I usually don't state this is an argument for why I know what I'm talking about, but I have a little insight on this subject from working at a one of the big tech companies who is seen as a major contributor and backer of open source (at least to those groups who listen to it's marketing ploys). Inside this company the term GPL is worse then any four letter word. If project managers get a wiff of even the possibility of the GPL license being anywhere close to the code we are developing (even in the tools we use to in some way interact with the code) then the lawyers are called in. The same can be said to a much lesser extent with Apache tools. I'm sure there are many companies who gladly use and contribute to GPL projects, but from my experience as it relates to developing potential future products it isn't the big corporations. I have no doubt that companies like this one are focused to a much greater extent on filing patents on their efforts and ensuring it is not possible for this work to meaningfully contribute to the greater body of open source work that exists.

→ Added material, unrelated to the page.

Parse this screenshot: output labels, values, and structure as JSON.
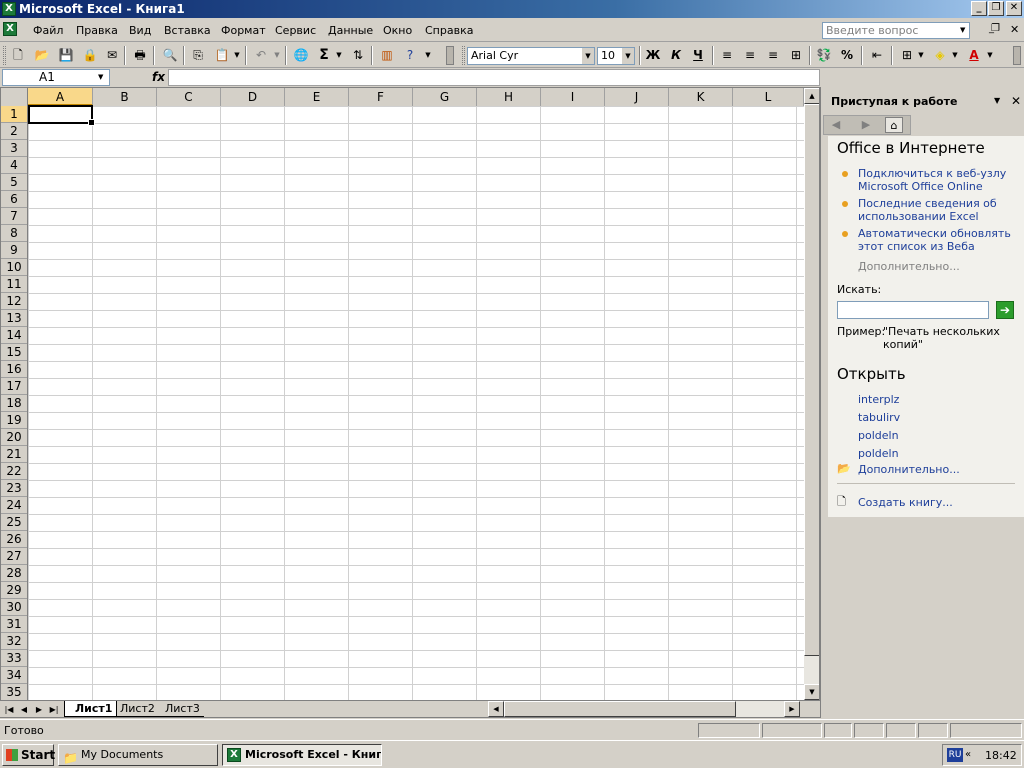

Originally Posted by kraftman
EDIT: By the way, Microsoft was one of the biggest contributors to Linux in the past year if I remember correctly, but this in no way means this organization is a proponent of open source (and especially not the GPL).
Last edited by joshuapurcell; 05-11-2012 at 12:59 PM.
what? seriously? faonboys again?
this competition is good. if clang becomes better than gcc, i'll switch to it.
but for now, gcc seems the best run-time speed wise
this is the beauty of FOSS - we have the choice.